To improve quality of this paper, thus, it is recommend to clarify key contributions of this paper in Introduction Section.
Response:
Thank you for this suggestion. We have now updated the last sentences of Section 1.1 to read:
“This manuscript presents a method to efficiently transform a GTC stack to an RTC stack using static flattening factors for SAR missions with orbit characteristics designed to consistently support interferometric analysis like Sentinel-1, ALOS-2, etc.
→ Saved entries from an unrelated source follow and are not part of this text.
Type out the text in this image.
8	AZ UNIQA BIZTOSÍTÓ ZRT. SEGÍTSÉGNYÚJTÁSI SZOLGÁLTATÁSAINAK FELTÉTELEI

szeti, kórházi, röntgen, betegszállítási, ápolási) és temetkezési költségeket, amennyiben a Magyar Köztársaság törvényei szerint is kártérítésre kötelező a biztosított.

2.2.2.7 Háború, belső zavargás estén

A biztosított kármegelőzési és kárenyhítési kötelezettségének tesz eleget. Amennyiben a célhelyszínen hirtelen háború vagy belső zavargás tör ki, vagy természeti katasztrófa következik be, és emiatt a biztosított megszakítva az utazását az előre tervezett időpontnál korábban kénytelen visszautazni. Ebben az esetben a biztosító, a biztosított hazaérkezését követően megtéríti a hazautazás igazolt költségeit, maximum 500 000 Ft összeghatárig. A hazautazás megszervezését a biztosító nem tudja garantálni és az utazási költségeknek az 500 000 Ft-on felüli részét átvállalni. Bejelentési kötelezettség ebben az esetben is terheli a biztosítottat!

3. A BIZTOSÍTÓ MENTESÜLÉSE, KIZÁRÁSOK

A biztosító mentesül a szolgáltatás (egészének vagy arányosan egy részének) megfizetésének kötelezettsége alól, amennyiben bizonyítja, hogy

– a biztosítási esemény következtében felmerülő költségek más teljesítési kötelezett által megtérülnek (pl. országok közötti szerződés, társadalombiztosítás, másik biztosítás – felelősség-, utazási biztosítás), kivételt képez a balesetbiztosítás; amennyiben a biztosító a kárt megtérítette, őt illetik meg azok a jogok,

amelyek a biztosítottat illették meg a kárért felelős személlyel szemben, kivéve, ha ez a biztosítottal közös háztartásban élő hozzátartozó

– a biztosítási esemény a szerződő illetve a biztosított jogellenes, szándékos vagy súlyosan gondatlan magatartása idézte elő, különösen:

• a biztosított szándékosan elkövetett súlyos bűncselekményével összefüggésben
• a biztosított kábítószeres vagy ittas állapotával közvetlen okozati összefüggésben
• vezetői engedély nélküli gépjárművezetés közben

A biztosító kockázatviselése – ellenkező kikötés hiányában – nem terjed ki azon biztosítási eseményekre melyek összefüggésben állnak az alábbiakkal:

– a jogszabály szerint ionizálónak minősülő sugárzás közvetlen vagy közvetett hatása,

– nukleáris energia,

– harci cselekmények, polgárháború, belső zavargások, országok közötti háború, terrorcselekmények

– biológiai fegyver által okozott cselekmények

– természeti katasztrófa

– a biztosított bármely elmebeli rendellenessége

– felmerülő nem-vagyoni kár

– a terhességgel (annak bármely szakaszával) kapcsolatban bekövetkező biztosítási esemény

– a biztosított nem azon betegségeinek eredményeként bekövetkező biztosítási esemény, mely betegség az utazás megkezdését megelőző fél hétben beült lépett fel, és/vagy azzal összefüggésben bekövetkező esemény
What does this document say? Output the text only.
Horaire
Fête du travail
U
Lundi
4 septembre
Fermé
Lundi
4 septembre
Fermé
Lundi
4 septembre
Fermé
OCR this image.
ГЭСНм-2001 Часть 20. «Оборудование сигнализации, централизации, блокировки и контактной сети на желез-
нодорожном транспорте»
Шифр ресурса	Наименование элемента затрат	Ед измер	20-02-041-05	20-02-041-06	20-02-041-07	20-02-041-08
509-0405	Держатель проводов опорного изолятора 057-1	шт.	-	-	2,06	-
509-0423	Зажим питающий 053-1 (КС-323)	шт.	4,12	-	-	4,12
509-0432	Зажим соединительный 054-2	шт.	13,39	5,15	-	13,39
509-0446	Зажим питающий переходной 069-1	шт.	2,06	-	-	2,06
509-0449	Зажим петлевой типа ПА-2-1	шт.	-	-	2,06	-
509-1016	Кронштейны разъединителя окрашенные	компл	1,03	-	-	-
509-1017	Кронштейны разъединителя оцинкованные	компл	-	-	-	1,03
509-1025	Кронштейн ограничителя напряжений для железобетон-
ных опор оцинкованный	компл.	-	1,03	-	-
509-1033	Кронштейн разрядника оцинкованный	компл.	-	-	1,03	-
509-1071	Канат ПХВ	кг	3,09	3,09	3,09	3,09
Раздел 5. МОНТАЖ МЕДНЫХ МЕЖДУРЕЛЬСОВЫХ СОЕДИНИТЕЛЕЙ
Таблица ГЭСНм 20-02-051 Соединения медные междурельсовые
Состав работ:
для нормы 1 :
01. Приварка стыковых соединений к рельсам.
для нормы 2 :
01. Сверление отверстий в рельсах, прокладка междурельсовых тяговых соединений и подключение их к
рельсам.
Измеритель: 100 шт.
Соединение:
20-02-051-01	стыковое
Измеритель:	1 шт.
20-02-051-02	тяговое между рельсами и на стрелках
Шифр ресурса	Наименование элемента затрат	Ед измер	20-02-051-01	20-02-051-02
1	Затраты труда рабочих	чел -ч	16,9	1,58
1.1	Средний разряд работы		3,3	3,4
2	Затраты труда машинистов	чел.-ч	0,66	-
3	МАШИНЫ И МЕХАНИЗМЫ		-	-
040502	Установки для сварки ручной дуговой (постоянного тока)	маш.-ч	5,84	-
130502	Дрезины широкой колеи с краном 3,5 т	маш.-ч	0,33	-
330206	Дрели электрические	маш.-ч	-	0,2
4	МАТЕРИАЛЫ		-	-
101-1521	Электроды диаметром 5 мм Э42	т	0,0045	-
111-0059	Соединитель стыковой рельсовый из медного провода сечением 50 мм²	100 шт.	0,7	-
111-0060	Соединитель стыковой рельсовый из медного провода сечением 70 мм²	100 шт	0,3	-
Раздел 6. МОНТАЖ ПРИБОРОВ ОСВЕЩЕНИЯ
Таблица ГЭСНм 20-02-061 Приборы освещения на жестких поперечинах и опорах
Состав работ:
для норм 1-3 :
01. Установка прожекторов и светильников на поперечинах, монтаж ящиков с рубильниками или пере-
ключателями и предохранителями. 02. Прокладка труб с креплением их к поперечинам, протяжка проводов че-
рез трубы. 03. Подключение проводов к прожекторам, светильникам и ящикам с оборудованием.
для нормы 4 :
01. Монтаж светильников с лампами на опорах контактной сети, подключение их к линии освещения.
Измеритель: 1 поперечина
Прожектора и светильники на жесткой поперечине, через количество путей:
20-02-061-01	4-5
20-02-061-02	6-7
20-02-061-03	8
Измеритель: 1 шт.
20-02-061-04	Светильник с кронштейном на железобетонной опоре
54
We also present a testing framework for validating terrain flattening processors using Sentinel-1 SAR metadata and apply it to ESA's Sentinel-1 toolbox. Finally, we discuss how our proposed method can significantly reduce compute resource requirement for generating global scale Sentinel-1 RTC products while still generating these products in an inter-operable manner with other SAR-based ARD datasets.”
Round 2
Reviewer 3 Report
I would recommend authors to present the manuscript in the past tense, e.g. instead of "we describe" - "It was described" as is usual in scientific work.
Author Response
Original reviewer report:
I would recommend authors to present the manuscript in the past tense, e.g. instead of "we describe" - "It was described" as is usual in scientific work.
Our response:
We respectfully disagree with the reviewer. A simple abstract search for statements similar to what we used in our submission, for example, "We present a new method" or "We describe a new method" will display numerous prominent and widely cited manuscripts.
Nevertheless, we have made the changes requested as they do not impact the technical content of the manuscript and to speed up the review process. We have gone through the manuscript text again and updated the wording when relevant to address the reviewer's feedback, as best as possible.